O filme de Santiago Mitre tem muitos méritos. O maior é a aproximação permeada propositalmente por imperfeições humanas e alívios cômicos, de gente simples que, sabem bem os amantes das narrativas, logo se alça ao seu propósito – com direito a jogadas dramáticas batidas de filmes de tribunal, do choro da vítima à frase de efeito.

Mitre vence-nos com a aproximação e as dúvidas que aceita encampar. Para Darín não é preciso dar quase nada. O filme é dele a ponto de só enxergarmos Darín, ator extraordinário em sua concisão, em seu apego ao quase nada, à sua forma mundana. Quando resolve deixar o carro em casa (por medo de uma bomba) e caminhar com o filho até o trabalho, acreditamos que ele pode fazer isso, e que tudo parte de reconstrução exata.

Quando lança xingamentos e gestos baixos aos militares dentro do tribunal, percebemos que seu lado cômico expressa-se com tanta facilidade que não deixamos de ver o mesmo Darín o tempo todo, sem retoque. Alguns reduzem o cinema argentino ao ator, o que é um pecado; por outro lado, parece haver alguma verdade nessa posição: “lá vamos nós ver mais um filme de Darín”. E mais um sobre a humanidade que recobre a Argentina.
E mesmo que pensemos ter acesso total a Strassera, é bom olhar com cuidado. Argentina, 1985 é um filme em que o herói sofre para escapar de salas fechadas e de seus conchavos. Em suma, da política. Evita, no início, falar com seu superior. Pede para a secretária dizer que não está. Sabe que algo grande – grande demais para um homem comum – pode cair em seu colo e por isso prefere evitar tais encontros – na sua sala ou na sala do outro.
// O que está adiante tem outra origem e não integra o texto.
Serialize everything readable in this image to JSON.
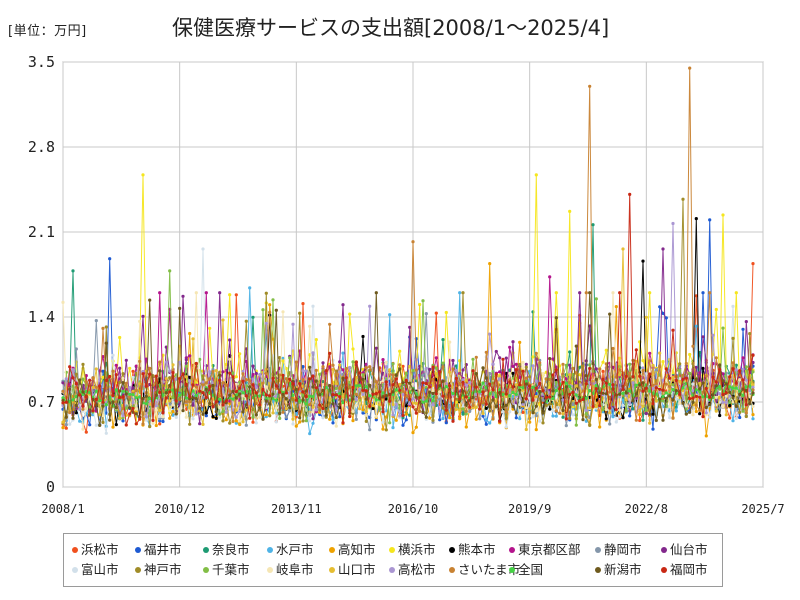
{
  "unit_label": "[単位：万円]",
  "chart_data": {
    "type": "line",
    "title": "保健医療サービスの支出額[2008/1～2025/4]",
    "xlabel": "",
    "ylabel": "",
    "x_start": "2008-01",
    "x_end": "2025-04",
    "xlim": [
      "2008-01",
      "2025-07"
    ],
    "ylim": [
      0,
      3.5
    ],
    "y_ticks": [
      "0",
      "0.7",
      "1.4",
      "2.1",
      "2.8",
      "3.5"
    ],
    "y_tick_values": [
      0,
      0.7,
      1.4,
      2.1,
      2.8,
      3.5
    ],
    "x_ticks": [
      "2008/1",
      "2010/12",
      "2013/11",
      "2016/10",
      "2019/9",
      "2022/8",
      "2025/7"
    ],
    "x_tick_dates": [
      "2008-01",
      "2010-12",
      "2013-11",
      "2016-10",
      "2019-09",
      "2022-08",
      "2025-07"
    ],
    "grid": true,
    "legend_position": "bottom",
    "series": [
      {
        "name": "浜松市",
        "color": "#f0501e",
        "base": 0.72,
        "amp": 0.3,
        "peaks": [
          [
            "2025-04",
            1.84
          ]
        ]
      },
      {
        "name": "福井市",
        "color": "#1e5ad2",
        "base": 0.68,
        "amp": 0.28,
        "peaks": [
          [
            "2009-03",
            1.88
          ],
          [
            "2024-03",
            2.2
          ]
        ]
      },
      {
        "name": "奈良市",
        "color": "#1e9b73",
        "base": 0.78,
        "amp": 0.3,
        "peaks": [
          [
            "2008-04",
            1.78
          ],
          [
            "2021-04",
            2.16
          ]
        ]
      },
      {
        "name": "水戸市",
        "color": "#4fb3e6",
        "base": 0.64,
        "amp": 0.26,
        "peaks": [
          [
            "2012-09",
            1.64
          ]
        ]
      },
      {
        "name": "高知市",
        "color": "#eea200",
        "base": 0.66,
        "amp": 0.28,
        "peaks": [
          [
            "2018-09",
            1.84
          ]
        ]
      },
      {
        "name": "横浜市",
        "color": "#f5e61e",
        "base": 0.85,
        "amp": 0.32,
        "peaks": [
          [
            "2010-01",
            2.57
          ],
          [
            "2019-11",
            2.57
          ],
          [
            "2020-09",
            2.27
          ],
          [
            "2024-07",
            2.24
          ]
        ]
      },
      {
        "name": "熊本市",
        "color": "#000000",
        "base": 0.7,
        "amp": 0.26,
        "peaks": [
          [
            "2022-07",
            1.86
          ],
          [
            "2023-11",
            2.21
          ]
        ]
      },
      {
        "name": "東京都区部",
        "color": "#b4148c",
        "base": 0.84,
        "amp": 0.28,
        "peaks": [
          [
            "2020-03",
            1.73
          ]
        ]
      },
      {
        "name": "静岡市",
        "color": "#8496aa",
        "base": 0.72,
        "amp": 0.28,
        "peaks": []
      },
      {
        "name": "仙台市",
        "color": "#82288c",
        "base": 0.82,
        "amp": 0.3,
        "peaks": [
          [
            "2023-01",
            1.96
          ]
        ]
      },
      {
        "name": "富山市",
        "color": "#d2e0ea",
        "base": 0.68,
        "amp": 0.26,
        "peaks": [
          [
            "2011-07",
            1.96
          ]
        ]
      },
      {
        "name": "神戸市",
        "color": "#a08c28",
        "base": 0.74,
        "amp": 0.3,
        "peaks": [
          [
            "2023-07",
            2.37
          ]
        ]
      },
      {
        "name": "千葉市",
        "color": "#82be46",
        "base": 0.76,
        "amp": 0.3,
        "peaks": [
          [
            "2010-09",
            1.78
          ]
        ]
      },
      {
        "name": "岐阜市",
        "color": "#f5e6b4",
        "base": 0.72,
        "amp": 0.28,
        "peaks": []
      },
      {
        "name": "山口市",
        "color": "#e6be32",
        "base": 0.74,
        "amp": 0.3,
        "peaks": [
          [
            "2022-01",
            1.96
          ]
        ]
      },
      {
        "name": "高松市",
        "color": "#aa96d2",
        "base": 0.76,
        "amp": 0.28,
        "peaks": [
          [
            "2023-04",
            2.17
          ]
        ]
      },
      {
        "name": "さいたま市",
        "color": "#c88232",
        "base": 0.8,
        "amp": 0.32,
        "peaks": [
          [
            "2016-10",
            2.02
          ],
          [
            "2021-03",
            3.3
          ],
          [
            "2023-09",
            3.45
          ]
        ]
      },
      {
        "name": "全国",
        "color": "#46d246",
        "base": 0.74,
        "amp": 0.08,
        "peaks": []
      },
      {
        "name": "新潟市",
        "color": "#6e5a1e",
        "base": 0.72,
        "amp": 0.28,
        "peaks": []
      },
      {
        "name": "福岡市",
        "color": "#c82814",
        "base": 0.76,
        "amp": 0.3,
        "peaks": [
          [
            "2022-03",
            2.41
          ]
        ]
      }
    ]
  }
}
Mais tarde, quando é convidado para uma reunião com o presidente do país, vê-se dobrado pela ocasião: não pode recusar tal convite. E a essa reunião não temos acesso. A porta é fechada e ouvimos apenas algumas palavras em seu interior. Vem a elipse. Em casa, Strassera é evasivo, não quer dar detalhes da conversa com o presidente à mulher que o questiona, e em vários momentos recusa a empolgação do filho pequeno.
Strassera luta contra as concessões. No tribunal, aberto aos olhos dos espectadores presentes ou da televisão, pode ser ele mesmo e assumir seu papel de promotor. E pode fazer o seu trabalho sem que precise se curvar às ordens dos outros. Talvez eu esteja sendo otimista demais. Alguns sinais desse filme dinâmico talvez sejam enganosos e nos poupam das coisas como elas são, dos jogos das salas fechadas. De qualquer forma, o que vemos no tribunal é um homem de alma lavada, pleno em sua função.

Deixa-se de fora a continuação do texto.